Pigalle / "Des espoirs"

(43’30) 2010, Saucissongs records/L'Autre distribution

www.myspace.com/pigalleofficiel

Le temps d’un cycle solo, d’une décennie, Hadji-Lazaro avait mis Pigalle en sommeil. Plus de coudes levés dans la salle du bar-tabac de la rue des Martyrs… Ce fut par un double-album, mi-compile mi inédit, qui plus est truffé de clips, que François réveilla l’an passé la belle endormie d’un fougueux baiser. Voici le premier album de l’ère d’après. Où on retrouve le père François avec ses textes très persos, intimes, très élaborés aussi. Avec ses tronches et tranches d’amour, vies pas faciles coincées entre désespoir et Des espoirs. Espoirs de peu, de douceur, de tendresse, de naïveté parfois, des déçus, des d’un soir, d’un instant, des qui déraillent, des qu’on emprisonne… Où l’on retrouve son équipe… Ben non.

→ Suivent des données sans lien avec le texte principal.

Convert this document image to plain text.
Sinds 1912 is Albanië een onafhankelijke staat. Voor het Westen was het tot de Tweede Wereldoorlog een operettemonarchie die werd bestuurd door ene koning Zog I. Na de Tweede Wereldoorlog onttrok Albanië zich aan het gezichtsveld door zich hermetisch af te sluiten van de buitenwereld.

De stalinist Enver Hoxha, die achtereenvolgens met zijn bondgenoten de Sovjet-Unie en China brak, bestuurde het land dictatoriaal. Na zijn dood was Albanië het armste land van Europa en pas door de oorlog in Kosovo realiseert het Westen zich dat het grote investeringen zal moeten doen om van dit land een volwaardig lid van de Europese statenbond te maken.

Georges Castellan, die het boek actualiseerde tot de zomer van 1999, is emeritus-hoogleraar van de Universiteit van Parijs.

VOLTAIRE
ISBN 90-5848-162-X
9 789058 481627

Ici le François fait tout, joue d’une vingtaine d’instruments, large spectre qui va du trad’ au moderne. Et s’affranchit de tout personnel. Tant qu’on se demande, sans plus d’espoir de réponse que ça, qui est encore Pigalle. A l’évidence Hadji-Lazaro tout seul, comme un grand. On saluera le clin d’œil au vieux Graeme Allwright, par cette reprise d’Il faut que je m’en aille.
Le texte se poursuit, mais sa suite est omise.